Approaching the end of the year and of the book

 I am within a few thousand words of finishing "Cold Vichysoisse Cream." The murder has been solved, the murderer has been arrested, and Prudence is reflecting on the experience. I always find the ending the hardest to write, as it has to tie up the themes and events without feeling overly repetitive AND, given that this is a series, it needs to foreshadow the next book at least a little bit. Which means that I have to start thinking about the next book (!). So, I sit and stare at the screen and struggle to find the motivation and inspiration.

So, I left it all behind (including the laptop) for a three-day trip to Alamogordo and White Sands National Park



Nothing clears the mind better than getting away from the familiar, the usual, the mundane. 


We left on December 25 after lunch, because "there won't be any traffic." Oh, how charmingly naive! It felt like half of Albuquerque was heading down to Belen for Christmas dinner. Traffic did thin out considerably between Belen and Tularosa, where we ran into the GIs hustling back to Holloman Air Force Base. 

The Classic Desert Aire hotel was our base for the next two nights. 


Clean, comfortable, with appallingly bad wifi. Complimentary breakfast from the menu in their restaurant, though. And just 15 minutes from the park. The parking lot was full when I took Treme out for her last walk of the evening. That should have been a clue. We innocently thought that we'd have the Park to ourselves, as everyone would be at home with the family, etc. HAH! It is their busiest time of the year. 

Serendipitously, we arrived at the Park shortly after it opened on December 26, but should have made a point of getting there precisely at 9. The parking lot was full, except for one Handicap space, and the visitor’s center crammed, but the line at the entry kiosk was short and, with our senior lifetime pass, we were allowed to go around the cars waiting to purchase passes. 

We drove to the farthest point on the loop, where there were very few others, wandered the dunes (which our doglette anointed most assiduously), took in the vistas, wondered at the cold, moist “sands," and SAW A CAMEL (no, it wasn't wild, it was being led by a handler, but a girl can pretend, can't she?). It really is a magical, mystical, wonderous place, and would be even more so at night with the moonlight reflected off of the dunes (don't forget your sunglasses during the day!). We headed back earlier than planned, as it was starting to get crowded and noisy (and not so magical and mystical) only to drive past a line of cars from the entry kiosk back to the main road — about half a mile — and lines of cars at least another half a mile in both directions. The hotel parking lot was practically empty when we arrived and stayed that way until late that night. 

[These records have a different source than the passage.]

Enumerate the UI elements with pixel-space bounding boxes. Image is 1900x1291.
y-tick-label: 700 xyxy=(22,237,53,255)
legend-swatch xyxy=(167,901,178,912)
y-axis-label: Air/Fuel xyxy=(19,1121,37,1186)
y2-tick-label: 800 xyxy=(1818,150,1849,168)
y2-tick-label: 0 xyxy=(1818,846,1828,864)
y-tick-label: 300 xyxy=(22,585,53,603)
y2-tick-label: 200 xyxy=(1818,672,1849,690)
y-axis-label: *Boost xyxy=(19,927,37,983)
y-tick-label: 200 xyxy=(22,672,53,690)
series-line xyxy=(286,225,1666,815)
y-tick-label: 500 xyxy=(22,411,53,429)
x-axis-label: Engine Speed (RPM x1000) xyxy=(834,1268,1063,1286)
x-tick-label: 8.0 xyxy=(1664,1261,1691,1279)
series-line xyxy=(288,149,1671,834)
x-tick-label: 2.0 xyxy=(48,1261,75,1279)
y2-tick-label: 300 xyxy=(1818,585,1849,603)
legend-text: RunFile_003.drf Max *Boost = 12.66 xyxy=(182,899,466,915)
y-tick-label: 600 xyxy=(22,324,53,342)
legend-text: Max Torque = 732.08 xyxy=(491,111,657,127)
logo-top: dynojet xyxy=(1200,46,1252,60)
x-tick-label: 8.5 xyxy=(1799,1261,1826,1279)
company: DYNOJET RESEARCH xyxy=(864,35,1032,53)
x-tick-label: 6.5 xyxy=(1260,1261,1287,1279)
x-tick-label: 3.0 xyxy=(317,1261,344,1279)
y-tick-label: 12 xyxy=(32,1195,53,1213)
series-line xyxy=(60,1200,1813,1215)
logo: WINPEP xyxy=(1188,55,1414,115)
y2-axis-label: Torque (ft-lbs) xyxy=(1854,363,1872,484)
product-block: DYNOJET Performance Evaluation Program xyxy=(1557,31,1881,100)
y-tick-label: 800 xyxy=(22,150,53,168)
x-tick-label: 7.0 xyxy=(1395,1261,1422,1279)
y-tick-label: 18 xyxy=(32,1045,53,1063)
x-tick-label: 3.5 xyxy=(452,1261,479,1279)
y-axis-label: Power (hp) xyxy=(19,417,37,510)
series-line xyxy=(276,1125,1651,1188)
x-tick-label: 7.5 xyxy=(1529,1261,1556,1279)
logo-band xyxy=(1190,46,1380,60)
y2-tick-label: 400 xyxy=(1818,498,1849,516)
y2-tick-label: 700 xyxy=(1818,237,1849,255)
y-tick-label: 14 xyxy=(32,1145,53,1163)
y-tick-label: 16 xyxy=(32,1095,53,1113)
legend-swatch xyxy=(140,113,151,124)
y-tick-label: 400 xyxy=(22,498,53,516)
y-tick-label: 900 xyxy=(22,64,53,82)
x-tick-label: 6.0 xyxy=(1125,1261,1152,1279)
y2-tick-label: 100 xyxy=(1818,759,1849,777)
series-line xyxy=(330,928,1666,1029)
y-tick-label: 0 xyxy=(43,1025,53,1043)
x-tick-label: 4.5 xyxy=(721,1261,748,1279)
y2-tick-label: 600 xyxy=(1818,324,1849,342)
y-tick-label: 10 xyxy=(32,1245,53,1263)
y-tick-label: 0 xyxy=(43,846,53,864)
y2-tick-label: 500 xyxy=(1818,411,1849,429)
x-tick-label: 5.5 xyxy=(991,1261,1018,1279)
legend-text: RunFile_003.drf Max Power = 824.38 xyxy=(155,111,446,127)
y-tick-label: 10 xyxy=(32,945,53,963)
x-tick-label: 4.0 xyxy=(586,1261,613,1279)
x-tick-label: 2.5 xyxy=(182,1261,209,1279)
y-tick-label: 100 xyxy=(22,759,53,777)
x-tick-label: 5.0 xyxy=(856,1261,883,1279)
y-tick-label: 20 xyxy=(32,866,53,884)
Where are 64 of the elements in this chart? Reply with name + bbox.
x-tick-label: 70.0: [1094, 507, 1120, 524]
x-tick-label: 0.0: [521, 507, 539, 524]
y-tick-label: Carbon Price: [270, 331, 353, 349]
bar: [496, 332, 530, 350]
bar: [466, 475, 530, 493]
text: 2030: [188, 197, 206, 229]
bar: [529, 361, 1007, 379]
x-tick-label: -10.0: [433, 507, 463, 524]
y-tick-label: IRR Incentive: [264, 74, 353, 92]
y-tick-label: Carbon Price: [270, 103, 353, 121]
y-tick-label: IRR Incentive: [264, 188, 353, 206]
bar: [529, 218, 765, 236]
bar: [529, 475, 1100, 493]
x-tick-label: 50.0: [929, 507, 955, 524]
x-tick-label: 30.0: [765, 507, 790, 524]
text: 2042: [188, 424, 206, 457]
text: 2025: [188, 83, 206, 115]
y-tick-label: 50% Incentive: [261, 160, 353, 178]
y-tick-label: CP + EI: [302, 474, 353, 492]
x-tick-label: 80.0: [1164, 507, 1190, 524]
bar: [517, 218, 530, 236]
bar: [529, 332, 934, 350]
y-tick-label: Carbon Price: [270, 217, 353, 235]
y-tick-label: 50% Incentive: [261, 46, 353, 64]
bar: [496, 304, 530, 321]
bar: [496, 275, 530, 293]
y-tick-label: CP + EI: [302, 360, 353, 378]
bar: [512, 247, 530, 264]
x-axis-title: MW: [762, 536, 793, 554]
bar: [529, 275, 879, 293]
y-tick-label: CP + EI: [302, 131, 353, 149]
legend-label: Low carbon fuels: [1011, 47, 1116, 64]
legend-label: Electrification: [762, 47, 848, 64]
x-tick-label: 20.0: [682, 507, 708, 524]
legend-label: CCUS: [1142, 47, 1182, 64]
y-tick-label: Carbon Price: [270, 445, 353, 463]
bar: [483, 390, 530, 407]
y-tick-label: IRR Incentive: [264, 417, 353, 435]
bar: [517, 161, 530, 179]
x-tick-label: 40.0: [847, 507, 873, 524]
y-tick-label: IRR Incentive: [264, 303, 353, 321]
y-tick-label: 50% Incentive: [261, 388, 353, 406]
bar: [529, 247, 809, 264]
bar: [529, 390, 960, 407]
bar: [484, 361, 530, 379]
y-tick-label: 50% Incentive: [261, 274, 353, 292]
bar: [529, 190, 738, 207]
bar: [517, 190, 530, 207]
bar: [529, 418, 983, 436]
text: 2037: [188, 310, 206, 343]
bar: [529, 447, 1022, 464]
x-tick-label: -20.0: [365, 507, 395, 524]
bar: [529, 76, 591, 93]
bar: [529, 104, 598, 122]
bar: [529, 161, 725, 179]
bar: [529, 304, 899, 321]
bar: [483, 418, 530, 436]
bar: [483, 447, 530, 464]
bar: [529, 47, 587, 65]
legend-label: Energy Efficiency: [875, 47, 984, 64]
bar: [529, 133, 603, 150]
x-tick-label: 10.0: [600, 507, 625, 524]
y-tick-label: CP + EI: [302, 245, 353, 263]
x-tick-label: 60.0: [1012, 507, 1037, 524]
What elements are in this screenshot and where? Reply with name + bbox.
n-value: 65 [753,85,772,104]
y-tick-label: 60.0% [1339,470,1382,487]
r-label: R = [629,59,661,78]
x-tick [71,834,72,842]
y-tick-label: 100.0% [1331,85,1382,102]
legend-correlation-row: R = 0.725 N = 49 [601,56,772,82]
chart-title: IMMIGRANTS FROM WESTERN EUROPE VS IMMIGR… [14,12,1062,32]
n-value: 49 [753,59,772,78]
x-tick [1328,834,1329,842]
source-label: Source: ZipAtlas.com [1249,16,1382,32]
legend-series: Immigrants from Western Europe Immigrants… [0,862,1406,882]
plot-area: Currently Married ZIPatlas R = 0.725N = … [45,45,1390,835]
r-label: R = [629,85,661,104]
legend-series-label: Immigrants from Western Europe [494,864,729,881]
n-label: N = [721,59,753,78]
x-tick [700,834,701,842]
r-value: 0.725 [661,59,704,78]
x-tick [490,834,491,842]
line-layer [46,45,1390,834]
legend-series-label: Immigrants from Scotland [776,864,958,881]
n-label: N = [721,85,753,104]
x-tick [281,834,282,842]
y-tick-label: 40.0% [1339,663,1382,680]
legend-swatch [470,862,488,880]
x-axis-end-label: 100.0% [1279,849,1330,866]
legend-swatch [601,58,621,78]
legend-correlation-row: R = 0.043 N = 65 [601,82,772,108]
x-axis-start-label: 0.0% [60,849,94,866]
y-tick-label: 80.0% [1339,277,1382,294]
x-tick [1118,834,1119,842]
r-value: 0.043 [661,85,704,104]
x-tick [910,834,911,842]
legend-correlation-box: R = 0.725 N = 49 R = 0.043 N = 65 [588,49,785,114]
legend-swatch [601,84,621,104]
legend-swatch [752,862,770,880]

All other plans were put on hold, as it was obvious that every touristy thing would be packed. Even Google Maps showed them as "Busier than Usual." We just hung out and relaxed and read and walked the dog and made plans for our next trip down there. It will NOT be near a holiday of any kind. We might just manage to attend an evening stroll. We'll leave much earlier and stop at Valley of Fires Visitor Center and Pistachioland on the way in, make time for the New Mexico Museum of Space History and the Tularosa Basin Museum of History while in Alamogordo, and stop at the Three Rivers Trading Post and Petroglyph Site on the way back. 

Regardless, the trip had the desired effect. I know how to end this book AND have decided on the setting of the next one!